一朴洞日記

多岐祐介の老残妄言

一次資料



 『批評』(復刻版)合本にて全6巻。原本は昭和14年8月創刊、山坂あって最終号は昭和20年2月発行。文芸批評の同人雑誌だ。復刻版刊行にさいして、総索引や解説を付して、歴史研究の一次資料たるの便宜が整えられた。
 「山坂あって」というのは、同人雑誌維持の苦労を味わった者であれば容易に想像がつくはずの、窮境やらゴタゴタによって、間遠になった時期もあるという意味だ。しかも窮屈な軍国主義下であり、戦時下である。同人各個の身の上にも身辺事情にも、苦境異変数えだしたら切りがあるまい。徴用された者も、病気療養した者もあったろう。姿を隠さねばならなかった者すらあったかもしれない。むしろよくぞここまで、この雑誌が発行され続けたものと、感嘆なきをえない。

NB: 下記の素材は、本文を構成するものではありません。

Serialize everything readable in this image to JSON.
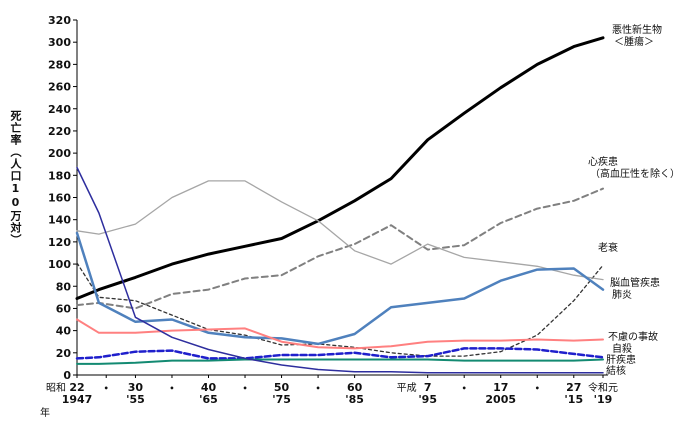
{
  "chart_data": {
    "type": "line",
    "ylabel": "死亡率（人口10万対）",
    "x_unit_label": "年",
    "ylim": [
      0,
      320
    ],
    "yticks": [
      0,
      20,
      40,
      60,
      80,
      100,
      120,
      140,
      160,
      180,
      200,
      220,
      240,
      260,
      280,
      300,
      320
    ],
    "x": [
      1947,
      1950,
      1955,
      1960,
      1965,
      1970,
      1975,
      1980,
      1985,
      1990,
      1995,
      2000,
      2005,
      2010,
      2015,
      2019
    ],
    "x_ticks": [
      {
        "x": 1947,
        "era": "昭和",
        "top": "22",
        "bottom": "1947"
      },
      {
        "x": 1951,
        "era": "",
        "top": "•",
        "bottom": ""
      },
      {
        "x": 1955,
        "era": "",
        "top": "30",
        "bottom": "'55"
      },
      {
        "x": 1960,
        "era": "",
        "top": "•",
        "bottom": ""
      },
      {
        "x": 1965,
        "era": "",
        "top": "40",
        "bottom": "'65"
      },
      {
        "x": 1970,
        "era": "",
        "top": "•",
        "bottom": ""
      },
      {
        "x": 1975,
        "era": "",
        "top": "50",
        "bottom": "'75"
      },
      {
        "x": 1980,
        "era": "",
        "top": "•",
        "bottom": ""
      },
      {
        "x": 1985,
        "era": "",
        "top": "60",
        "bottom": "'85"
      },
      {
        "x": 1995,
        "era": "平成",
        "top": "7",
        "bottom": "'95"
      },
      {
        "x": 2000,
        "era": "",
        "top": "•",
        "bottom": ""
      },
      {
        "x": 2005,
        "era": "",
        "top": "17",
        "bottom": "2005"
      },
      {
        "x": 2010,
        "era": "",
        "top": "•",
        "bottom": ""
      },
      {
        "x": 2015,
        "era": "",
        "top": "27",
        "bottom": "'15"
      },
      {
        "x": 2019,
        "era": "令和元",
        "top": "",
        "bottom": "'19"
      }
    ],
    "series": [
      {
        "name": "悪性新生物\n＜腫瘍＞",
        "color": "#000000",
        "dash": "",
        "width": 3,
        "values": [
          69,
          77,
          88,
          100,
          109,
          116,
          123,
          139,
          157,
          177,
          212,
          236,
          259,
          280,
          296,
          304
        ]
      },
      {
        "name": "心疾患\n（高血圧性を除く）",
        "color": "#808080",
        "dash": "6,4",
        "width": 2,
        "values": [
          63,
          65,
          60,
          73,
          77,
          87,
          90,
          107,
          118,
          135,
          113,
          117,
          137,
          150,
          157,
          168
        ]
      },
      {
        "name": "老衰",
        "color": "#333333",
        "dash": "3,3",
        "width": 1.3,
        "values": [
          101,
          70,
          67,
          54,
          41,
          36,
          27,
          28,
          25,
          20,
          17,
          17,
          21,
          36,
          67,
          99
        ]
      },
      {
        "name": "脳血管疾患",
        "color": "#a6a6a6",
        "dash": "",
        "width": 1.3,
        "values": [
          130,
          127,
          136,
          160,
          175,
          175,
          156,
          139,
          112,
          100,
          118,
          106,
          102,
          98,
          90,
          86
        ]
      },
      {
        "name": "肺炎",
        "color": "#4f81bd",
        "dash": "",
        "width": 2.5,
        "values": [
          128,
          65,
          48,
          50,
          38,
          34,
          33,
          28,
          37,
          61,
          65,
          69,
          85,
          95,
          96,
          77
        ]
      },
      {
        "name": "不慮の事故",
        "color": "#ff8080",
        "dash": "",
        "width": 2,
        "values": [
          50,
          38,
          38,
          40,
          41,
          42,
          30,
          25,
          24,
          26,
          30,
          31,
          31,
          32,
          31,
          32
        ]
      },
      {
        "name": "自殺",
        "color": "#1f1fcc",
        "dash": "6,3",
        "width": 2.5,
        "values": [
          15,
          16,
          21,
          22,
          15,
          15,
          18,
          18,
          20,
          16,
          17,
          24,
          24,
          23,
          19,
          16
        ]
      },
      {
        "name": "肝疾患",
        "color": "#138a72",
        "dash": "",
        "width": 2,
        "values": [
          10,
          10,
          11,
          13,
          13,
          14,
          14,
          14,
          14,
          14,
          14,
          13,
          13,
          13,
          13,
          14
        ]
      },
      {
        "name": "結核",
        "color": "#2e2e9e",
        "dash": "",
        "width": 1.5,
        "values": [
          187,
          146,
          52,
          34,
          23,
          15,
          9,
          5,
          3,
          3,
          2,
          2,
          2,
          2,
          2,
          2
        ]
      }
    ]
  }
}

 目次に眼を走らせると、創刊いきなり西村孝次、伊藤信吉とくる。山本健吉吉田健一と続く。D.H ロレンスやオスカー・ワイルド研究の泰斗に、みずから詩人にして日本近代詩人研究の第一人者。それに国文学古典の素養を現代文学批評に活かした有名批評家に、小説・翻訳・批評いずれにも熱烈な愛読者をもった西洋型文人と、まさしく多士済々だ。ただしいずれも「後年の」が頭に付く。戦後ながく活躍し、それぞれの分野で大家となった文人がたが、少壮気鋭三十歳代の学徒であり論客だったころの、なまの記録である。
 あの大家は若き日、しかも戦時下にあって、かような志を抱いていたのか。後年の著名な仕事の初期萌芽は、かような点に芽吹いたのか。今からは想像もつかぬ組合せだが、あの人とあの人とは、若き日には仲間だったのか……。興味は尽きない。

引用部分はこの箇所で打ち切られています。